Sur les autres demandes
Le premier juge a fait une exacte application du sort des dépens. En effet, la partie défenderesse à une mesure ordonnée sur le fondement de l'article 145 du code de procédure civile ne peut être considérée comme une partie perdante au sens de l'article 696 du code de procédure civile. Les dépens de première instance et d'appel resteront donc à la charge des appelants.

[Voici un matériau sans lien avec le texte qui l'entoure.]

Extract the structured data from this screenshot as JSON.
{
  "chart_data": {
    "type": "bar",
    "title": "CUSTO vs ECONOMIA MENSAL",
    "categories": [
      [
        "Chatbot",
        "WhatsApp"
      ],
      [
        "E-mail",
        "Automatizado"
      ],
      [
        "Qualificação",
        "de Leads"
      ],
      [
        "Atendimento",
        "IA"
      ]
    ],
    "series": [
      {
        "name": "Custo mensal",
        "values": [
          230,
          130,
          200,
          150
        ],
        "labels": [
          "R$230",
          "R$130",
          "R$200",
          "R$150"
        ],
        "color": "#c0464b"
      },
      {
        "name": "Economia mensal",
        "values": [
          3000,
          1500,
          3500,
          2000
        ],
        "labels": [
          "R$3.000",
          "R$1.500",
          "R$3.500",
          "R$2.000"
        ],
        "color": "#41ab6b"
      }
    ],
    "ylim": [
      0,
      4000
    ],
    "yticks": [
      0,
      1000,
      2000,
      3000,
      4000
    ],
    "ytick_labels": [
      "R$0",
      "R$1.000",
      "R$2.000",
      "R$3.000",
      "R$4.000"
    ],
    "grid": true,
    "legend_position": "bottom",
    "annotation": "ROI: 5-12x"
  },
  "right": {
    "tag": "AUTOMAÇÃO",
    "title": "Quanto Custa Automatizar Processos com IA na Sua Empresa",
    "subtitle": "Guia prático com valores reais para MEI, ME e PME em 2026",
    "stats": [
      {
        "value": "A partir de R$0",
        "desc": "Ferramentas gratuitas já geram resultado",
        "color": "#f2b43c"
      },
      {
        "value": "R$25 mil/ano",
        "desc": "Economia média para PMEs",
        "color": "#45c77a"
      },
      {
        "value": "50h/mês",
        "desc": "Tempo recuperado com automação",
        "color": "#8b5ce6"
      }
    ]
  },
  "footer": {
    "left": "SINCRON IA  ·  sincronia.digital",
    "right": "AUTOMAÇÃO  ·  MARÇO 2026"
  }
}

En revanche, l'ordonnance est infirmée en ce qu'elle a condamné les consorts [V] au paiement d'une indemnité au titre des frais irrépétibles à la SCI [Adresse 15] et M. [W] [G]. Eu égard à l'issue du litige, il n'y a pas lieu de faire droit aux demandes formée au titre de l'article 700 du code de procédure civile.
PAR CES MOTIFS
Confirme l'ordonnance en ses dispositions relatives au rejet de la demande de désignation d'un administrateur provisoire et aux dépens,
L'infirme pour le surplus,
Statuant à nouveau,
Ordonne à la SCI du [Adresse 2], représentée par M. [W] [G], de communiquer à Mme [K], MM. [X] et [Z] [V] dans le délai d'un mois à compter de la signification du présent arrêt :
- les bilans et comptes de résultats et Annexes relatifs aux années 2023, 2022, 2021, 2020, 2019, 2018, 2017, 2016, 2015, 2014 et 2013,
- les relevés bancaires des années 2023, 2022, 2021, 2020 et 2019,
- les déclarations fiscales 2072 des années 2023, 2022, 2021, 2020 et 2019,
Dit qu'à défaut de production de ces pièces dans le délai précité, la SCI [Adresse 15], représentée par M. [W] [G], sera tenue de régler à Mme [K], MM. [X] et [Z] [V] une astreinte provisoire de 50 euros par jour de retard, laquelle sera due pendant une période de deux mois à l'issue de laquelle il pourra être statué sur une nouvelle astreinte ;
Laisse les dépens d'appel à la charge de Mme [K] veuve [V], MM. [X] et [Z] [V] et dit n'y avoir lieu à application de l'article 700 du code de procédure civile.